Hypervisor task scheduling can kick off recurring VM snapshots to feed backup processes.

Automating server backup tasks improves efficiency, enforces SLAs, and reduces administrative workloads.

How can you secure and encrypt server backups?

Protecting server backups data is crucial. Methods include:

  • Encrypt sensitive data before backup with apps or filesystem encryption.
  • Leverage backup software encryption features for servers and databases.
  • Use VPNs, SSL/TLS, or IPSec to encrypt in-transit backup data.
  • Enable backup repository encryption for data security at rest.
  • Store encryption keys separately from backup data.
  • Enforce least privilege for backup admin access.
  • Create isolated networks for backup systems.
  • Air gap tape media from networks in locked locations.
  • Require multi-factor authentication to access backups.
  • Centralize monitoring to detect abnormalities.

Applying defense-in-depth techniques ensures backed up data remains secured against compromise.

How can you estimate server backup costs?

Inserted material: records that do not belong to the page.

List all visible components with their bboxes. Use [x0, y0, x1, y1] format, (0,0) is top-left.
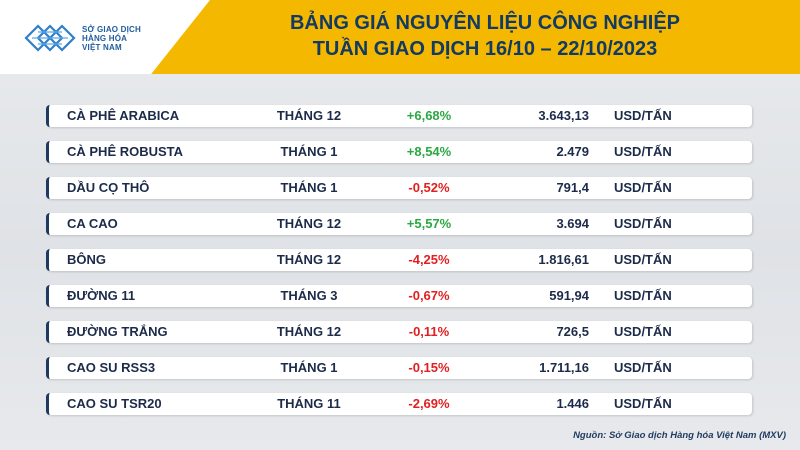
commodity-name: ĐƯỜNG 11: [67, 288, 136, 303]
logo-text: SỞ GIAO DỊCH HÀNG HÓA VIỆT NAM: [82, 25, 141, 52]
price-value: 1.816,61: [538, 252, 589, 267]
logo-line-1: SỞ GIAO DỊCH: [82, 24, 142, 34]
contract-month: THÁNG 12: [276, 108, 342, 123]
price-unit: USD/TẤN: [614, 108, 672, 123]
price-value: 591,94: [549, 288, 589, 303]
price-unit: USD/TẤN: [614, 396, 672, 411]
commodity-name: BÔNG: [67, 252, 106, 267]
contract-month: THÁNG 12: [276, 324, 342, 339]
header-yellow-band: [150, 0, 800, 74]
table-row: DẦU CỌ THÔ THÁNG 1 -0,52% 791,4 USD/TẤN: [46, 177, 752, 199]
price-change: +8,54%: [406, 144, 452, 159]
table-row: ĐƯỜNG 11 THÁNG 3 -0,67% 591,94 USD/TẤN: [46, 285, 752, 307]
table-row: CÀ PHÊ ROBUSTA THÁNG 1 +8,54% 2.479 USD/…: [46, 141, 752, 163]
price-unit: USD/TẤN: [614, 144, 672, 159]
contract-month: THÁNG 1: [280, 144, 338, 159]
price-change: +5,57%: [406, 216, 452, 231]
title-line-1: BẢNG GIÁ NGUYÊN LIỆU CÔNG NGHIỆP: [289, 12, 681, 34]
price-value: 791,4: [556, 180, 589, 195]
price-change: -0,67%: [408, 288, 450, 303]
price-value: 3.694: [556, 216, 589, 231]
price-value: 726,5: [556, 324, 589, 339]
commodity-name: CÀ PHÊ ROBUSTA: [67, 144, 184, 159]
logo-line-2: HÀNG HÓA: [82, 33, 128, 43]
commodity-name: CAO SU TSR20: [67, 396, 162, 411]
commodity-name: CAO SU RSS3: [67, 360, 156, 375]
source-note: Nguồn: Sở Giao dịch Hàng hóa Việt Nam (M…: [573, 430, 786, 441]
commodity-name: CÀ PHÊ ARABICA: [67, 108, 180, 123]
commodity-name: DẦU CỌ THÔ: [67, 180, 150, 195]
table-row: ĐƯỜNG TRẮNG THÁNG 12 -0,11% 726,5 USD/TẤ…: [46, 321, 752, 343]
contract-month: THÁNG 1: [280, 360, 338, 375]
commodity-name: ĐƯỜNG TRẮNG: [67, 324, 168, 339]
price-value: 1.711,16: [539, 360, 589, 375]
mxv-logo: SỞ GIAO DỊCH HÀNG HÓA VIỆT NAM: [24, 18, 194, 58]
contract-month: THÁNG 1: [280, 180, 338, 195]
table-row: CÀ PHÊ ARABICA THÁNG 12 +6,68% 3.643,13 …: [46, 105, 752, 127]
price-unit: USD/TẤN: [614, 180, 672, 195]
title-line-2: TUẦN GIAO DỊCH 16/10 – 22/10/2023: [312, 38, 658, 60]
price-unit: USD/TẤN: [614, 252, 672, 267]
price-unit: USD/TẤN: [614, 324, 672, 339]
price-change: -0,11%: [408, 324, 450, 339]
price-value: 1.446: [556, 396, 589, 411]
price-value: 2.479: [556, 144, 589, 159]
contract-month: THÁNG 11: [277, 396, 341, 411]
table-row: CAO SU TSR20 THÁNG 11 -2,69% 1.446 USD/T…: [46, 393, 752, 415]
price-value: 3.643,13: [538, 108, 589, 123]
page-title: BẢNG GIÁ NGUYÊN LIỆU CÔNG NGHIỆP TUẦN GI…: [225, 10, 745, 62]
contract-month: THÁNG 12: [276, 216, 342, 231]
logo-line-3: VIỆT NAM: [82, 42, 122, 52]
mxv-logo-icon: [24, 24, 76, 52]
price-change: -0,15%: [408, 360, 450, 375]
commodity-name: CA CAO: [67, 216, 118, 231]
price-change: -2,69%: [408, 396, 450, 411]
contract-month: THÁNG 3: [280, 288, 338, 303]
price-change: -4,25%: [408, 252, 450, 267]
table-row: CA CAO THÁNG 12 +5,57% 3.694 USD/TẤN: [46, 213, 752, 235]
table-row: BÔNG THÁNG 12 -4,25% 1.816,61 USD/TẤN: [46, 249, 752, 271]
price-change: -0,52%: [408, 180, 450, 195]
price-change: +6,68%: [406, 108, 452, 123]
price-unit: USD/TẤN: [614, 216, 672, 231]
price-unit: USD/TẤN: [614, 360, 672, 375]
price-unit: USD/TẤN: [614, 288, 672, 303]
table-row: CAO SU RSS3 THÁNG 1 -0,15% 1.711,16 USD/…: [46, 357, 752, 379]
header-banner: SỞ GIAO DỊCH HÀNG HÓA VIỆT NAM BẢNG GIÁ …: [0, 0, 800, 74]
contract-month: THÁNG 12: [276, 252, 342, 267]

Modeling the costs of server backups involves considering:

  • Backup software licensing, maintenance, and support fees.
  • Backup storage media, capacity, and network costs.
  • Physical space requirements for on-site retention.
  • Offsite vaulting fees for transported media.
  • Cloud storage costs for backup repositories.
  • Hardware expenses like media servers and tape libraries.
  • Ongoing personnel time for management and testing.
  • Impacts on production infrastructure from backups.
  • Data recovery expenses if backups fail.

Including future data growth projections provides a more accurate total cost of ownership model.


Performing reliable, automated server backups is essential for any organization to protect critical data, demonstrate compliance, and recover quickly from outages. While backups present some challenges, following best practices for backup design, testing, security, and management streamlines the process and reduces overall costs. Investing in robust server backups pays dividends when rapid restoration of data and services is required.